我們再把時間拉回到23日晚我因為幾聲咳嗽被上海姑娘“溫柔一刀”回酒店的時間段吧——
這個時間我看到了什麽?一在看武漢的疫情發展和由此爆發的網絡上的各種信息,二在注意我所處的上海……上海好了,我也就好了,我們大家也都會好多了!

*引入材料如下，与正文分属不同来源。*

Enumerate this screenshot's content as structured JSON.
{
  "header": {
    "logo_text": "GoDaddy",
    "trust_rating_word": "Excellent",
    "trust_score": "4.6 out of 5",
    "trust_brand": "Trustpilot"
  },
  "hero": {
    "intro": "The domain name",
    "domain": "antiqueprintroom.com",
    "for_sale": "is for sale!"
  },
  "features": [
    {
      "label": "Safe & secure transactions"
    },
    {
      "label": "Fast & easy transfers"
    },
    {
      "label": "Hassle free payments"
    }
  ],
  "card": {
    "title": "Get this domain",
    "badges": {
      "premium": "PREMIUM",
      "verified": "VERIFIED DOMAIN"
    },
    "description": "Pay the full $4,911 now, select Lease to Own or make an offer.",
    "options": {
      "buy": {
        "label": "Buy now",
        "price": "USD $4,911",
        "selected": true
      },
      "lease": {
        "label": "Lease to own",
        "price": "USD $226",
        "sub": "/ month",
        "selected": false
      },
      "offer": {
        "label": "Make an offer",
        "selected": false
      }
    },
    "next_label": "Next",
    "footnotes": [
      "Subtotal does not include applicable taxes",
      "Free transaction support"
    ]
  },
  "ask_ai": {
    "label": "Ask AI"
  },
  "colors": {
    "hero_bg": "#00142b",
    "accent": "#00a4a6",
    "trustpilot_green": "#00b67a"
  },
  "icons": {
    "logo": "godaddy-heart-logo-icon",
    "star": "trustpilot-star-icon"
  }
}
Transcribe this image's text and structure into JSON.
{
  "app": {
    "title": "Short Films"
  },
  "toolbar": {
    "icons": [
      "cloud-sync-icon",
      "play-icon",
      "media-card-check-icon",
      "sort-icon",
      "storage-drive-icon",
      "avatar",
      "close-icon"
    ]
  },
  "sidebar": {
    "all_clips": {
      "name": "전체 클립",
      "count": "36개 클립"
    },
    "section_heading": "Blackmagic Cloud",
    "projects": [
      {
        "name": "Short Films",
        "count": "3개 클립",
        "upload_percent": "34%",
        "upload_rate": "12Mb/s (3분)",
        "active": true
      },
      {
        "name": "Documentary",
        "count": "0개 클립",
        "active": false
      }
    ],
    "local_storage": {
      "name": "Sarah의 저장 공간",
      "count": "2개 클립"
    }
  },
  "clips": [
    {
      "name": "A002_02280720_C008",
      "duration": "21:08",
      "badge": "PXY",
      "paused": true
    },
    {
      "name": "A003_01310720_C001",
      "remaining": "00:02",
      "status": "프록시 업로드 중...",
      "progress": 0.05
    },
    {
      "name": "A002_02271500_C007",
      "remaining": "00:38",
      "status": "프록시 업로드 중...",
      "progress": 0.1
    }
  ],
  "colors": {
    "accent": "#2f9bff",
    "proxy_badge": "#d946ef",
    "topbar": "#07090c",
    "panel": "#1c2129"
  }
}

我注意到我所住的酒店裏,那個高高個頭的洋經理見我依然點點頭,挺著直直的身板照常做他的事——每隔一些時間在酒店上上下下檢查一遍。我也注意到整個酒店裏已經比平時少了大半人,清靜了許多,好像不回家待在這裏的人有些孤獨,或者有些不太正常,因為是上海籍的,肯定回家過年去了,不會住酒店;若是外地的,也到了放假時間,至少在回程的路上。我心頭有一種孤獨感油然而生,不過很快消失,因為這是我一生的職業習慣了,總在外麵跑。每每春節、國慶、五一等節假日,是我寫作的“興奮期”。在作家協會幹了幾十年,沒幾個人知道我們都不是什麽專業作家,平時都有自己的本職崗位,忙那些幾百個職工吃喝拉撒的煩瑣事兒。所以平時完成作品隻能在節假日,我的重要作品幾乎都是在這樣的環境下完成的。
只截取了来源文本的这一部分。